Beyond phenotypic changes, genomic monitoring of the recurrent malignancy will help inform whether disease is clonally related to the prior disease (eg, lineage switch) or if there is a new neoplasm. Detection of unique cytogenetic abnormalities may provide insight into the possibility of treatment-related events (eg, monosomy 7), as seen in case 2. Chimerism studies in post-HSCT settings will also provide insight into the disease origin. Accordingly, we report on two potentially novel findings. To our knowledge, case 1 is the first report of PEX1-CDK6 fusion implicated in AML, highlighting the importance of a comprehensive genomic evaluation to identify potentially targetable lesions, particularly in patients with limited options. Our second case demonstrates a lineage switch (T/myeloid) in a patient with multiply relapsed CD19+ ALL with ETV6-RUNX1 fusion. ETV6-RUNX1 has not historically been associated with lineage switch, and we believe that this is the first case seen in the context of CAR T cells. Recent literature focused on the genomics of mixed phenotypic acute leukemia report on ETV6 and RUNX1 mutations, particularly in those with T/myeloid phenotypes, suggesting that ETV6-RUNX1 could potentially predispose to phenotypic switching.11
Our cases also suggest that it is important to consider the development of a myeloid malignancy in patients with genetic predisposition to lineage switch (eg, KMT2Ar)12 13 or in those with a history of a myeloid malignancy. Although lineage switch specific to DS following immunotherapy has not been well described, based on the history of MDS in case 1, an AML evaluation was warranted. Further monitoring of patients with DS with B-ALL who receive B cell-targeted therapies is needed to determine if this population is at higher risk of lineage switch. Additional evaluations for cancer predisposition syndromes should also be undertaken in those with a family history.
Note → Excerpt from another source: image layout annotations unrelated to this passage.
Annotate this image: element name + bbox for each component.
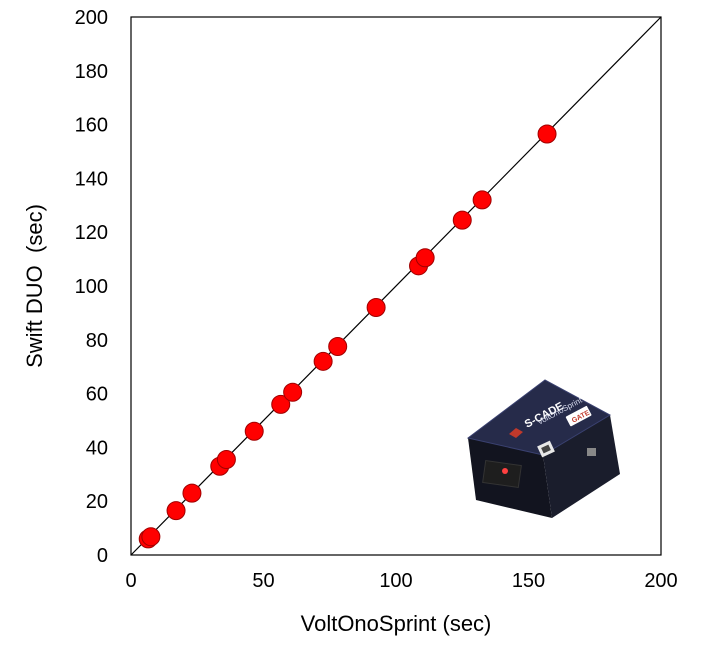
data-point	[216, 450, 236, 470]
x-axis-ticks: 0 50 100 150 200	[125, 570, 677, 592]
x-tick-label: 200	[644, 570, 677, 592]
data-point	[452, 210, 472, 230]
data-point	[141, 527, 161, 547]
y-tick-label: 200	[75, 7, 108, 29]
data-point	[182, 483, 202, 503]
x-tick-label: 0	[125, 570, 136, 592]
y-tick-label: 80	[86, 330, 108, 352]
data-point	[366, 298, 386, 318]
y-tick-label: 60	[86, 384, 108, 406]
y-axis-ticks: 0 20 40 60 80 100 120 140 160 180 200	[75, 7, 108, 567]
data-point	[283, 382, 303, 402]
y-tick-label: 100	[75, 276, 108, 298]
data-point	[313, 351, 333, 371]
y-tick-label: 0	[97, 545, 108, 567]
plot-area-frame	[130, 16, 662, 556]
y-tick-label: 40	[86, 437, 108, 459]
voltonosprint-device-photo: S-CADE VoltOnoSprint GATE	[466, 379, 620, 518]
data-point	[537, 124, 557, 144]
y-axis-title: Swift DUO (sec)	[22, 204, 47, 368]
data-point	[244, 421, 264, 441]
y-tick-label: 120	[75, 222, 108, 244]
data-point	[166, 501, 186, 521]
data-point	[415, 248, 435, 268]
x-tick-label: 150	[512, 570, 545, 592]
data-point	[472, 190, 492, 210]
data-point	[328, 337, 348, 357]
y-tick-label: 140	[75, 168, 108, 190]
y-tick-label: 180	[75, 61, 108, 83]
data-point	[271, 394, 291, 414]
data-points	[138, 124, 557, 549]
x-tick-label: 100	[379, 570, 412, 592]
y-tick-label: 20	[86, 491, 108, 513]
x-tick-label: 50	[252, 570, 274, 592]
x-axis-title: VoltOnoSprint (sec)	[301, 611, 492, 636]
y-tick-label: 160	[75, 115, 108, 137]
Cytopenias are increasingly recognized as an effect of CAR T-cell therapy,14 15 the etiology of which is multifactorial and may be due in part to an ongoing inflammatory milieu, confounded by the impact of prior therapy, among other potential factors. However, for those who are heavily pretreated and have ongoing cytopenias, diagnostic evaluation for MDS should be considered, despite the expectedness of CAR T cell-mediated effects. This is well illustrated in case 2, whose initial cytopenias were attributed to ongoing CAR T-cell persistence but ongoing findings led to the identification of an MDS.
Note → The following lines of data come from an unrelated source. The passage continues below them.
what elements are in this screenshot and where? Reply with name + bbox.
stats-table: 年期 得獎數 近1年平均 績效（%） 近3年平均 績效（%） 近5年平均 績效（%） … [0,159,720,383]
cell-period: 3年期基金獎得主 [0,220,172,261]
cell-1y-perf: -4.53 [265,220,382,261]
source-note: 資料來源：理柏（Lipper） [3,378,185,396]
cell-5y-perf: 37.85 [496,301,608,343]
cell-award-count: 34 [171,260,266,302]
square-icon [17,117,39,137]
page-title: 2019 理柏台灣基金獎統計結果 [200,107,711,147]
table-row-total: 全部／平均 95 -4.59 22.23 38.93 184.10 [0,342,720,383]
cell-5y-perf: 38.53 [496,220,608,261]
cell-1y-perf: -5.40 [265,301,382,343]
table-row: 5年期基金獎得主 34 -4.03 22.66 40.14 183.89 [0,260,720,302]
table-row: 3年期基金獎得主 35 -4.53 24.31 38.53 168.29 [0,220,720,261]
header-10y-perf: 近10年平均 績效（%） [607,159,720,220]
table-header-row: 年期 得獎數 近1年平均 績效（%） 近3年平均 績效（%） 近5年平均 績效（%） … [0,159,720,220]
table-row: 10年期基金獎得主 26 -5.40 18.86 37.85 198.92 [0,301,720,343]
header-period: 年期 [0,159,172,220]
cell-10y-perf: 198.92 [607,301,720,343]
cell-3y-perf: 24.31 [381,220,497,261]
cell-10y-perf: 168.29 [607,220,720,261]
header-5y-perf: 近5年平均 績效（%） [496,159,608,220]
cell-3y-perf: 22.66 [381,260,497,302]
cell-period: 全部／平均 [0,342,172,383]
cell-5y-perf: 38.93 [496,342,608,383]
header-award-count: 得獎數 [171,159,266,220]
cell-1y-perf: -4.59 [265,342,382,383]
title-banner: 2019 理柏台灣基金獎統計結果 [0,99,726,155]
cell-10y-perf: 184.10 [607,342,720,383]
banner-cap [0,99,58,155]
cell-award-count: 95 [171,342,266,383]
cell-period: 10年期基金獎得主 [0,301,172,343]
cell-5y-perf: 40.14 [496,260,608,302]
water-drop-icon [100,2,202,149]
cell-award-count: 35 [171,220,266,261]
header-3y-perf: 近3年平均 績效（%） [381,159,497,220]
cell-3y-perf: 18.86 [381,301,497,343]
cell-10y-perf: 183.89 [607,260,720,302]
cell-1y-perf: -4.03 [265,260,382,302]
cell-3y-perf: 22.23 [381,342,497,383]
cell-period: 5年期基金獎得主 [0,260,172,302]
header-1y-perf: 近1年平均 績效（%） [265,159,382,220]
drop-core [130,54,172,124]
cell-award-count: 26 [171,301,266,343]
Another important consideration, in particular given the relative infancy of the field, is the unknown long-term impact of CAR T cells on risk of secondary neoplasms. Due to the long latency for development of subsequent neoplasms, this may be particularly hard to monitor for; however, ongoing surveillance is warranted and required by most regulatory agencies governing gene therapy. In case 1, our patient had residual CAR T cells at the time of diagnosis with myeloid sarcoma, raising the potential for CAR T-cell-mediated leukemogenesis. Although integration site analysis was not necessary for case 1 given the low presence of CAR T cells, it nonetheless remains an important component of the diagnostic evaluation, raising concern for potential clonal expansion of CAR T cells if present at higher frequency.7
In both cases, it is important to note that the patients were very heavily pretreated, which in and of itself increases the risk for secondary malignancies. Although the concern for CAR T cell-mediated neoplasm remains of concern, it is conceivable that as CAR T cells are used earlier in a patient’s course (before they have received extensive therapy) that this may spare patients additional chemo and/or radiation therapy and potentially diminish the risk of secondary neoplasms. Ongoing monitoring will be imperative in elucidating the risk of secondary neoplasms as the treatment paradigm of CAR T-cell therapy shifts.
Lastly, these cases highlight the essential role for biopsy of EMD. EMD in B-ALL is most frequently noted in the CNS or in the testes but is likely underappreciated in other sites.16 Relapse with EMD frequently occurs in those who have undergone prior HSCT,17–19 and further study to evaluate the incidence of EMD relapse following immunotherapy is warranted.3 20 Based on our cases and the potential for leukemic evolution following sequential immunotherapies, we strongly recommend imaging for EMD evaluation and consideration for biopsy of a new EMD site following immunotherapy, particularly for patients with a history of HSCT who may be predisposed to EMD relapse.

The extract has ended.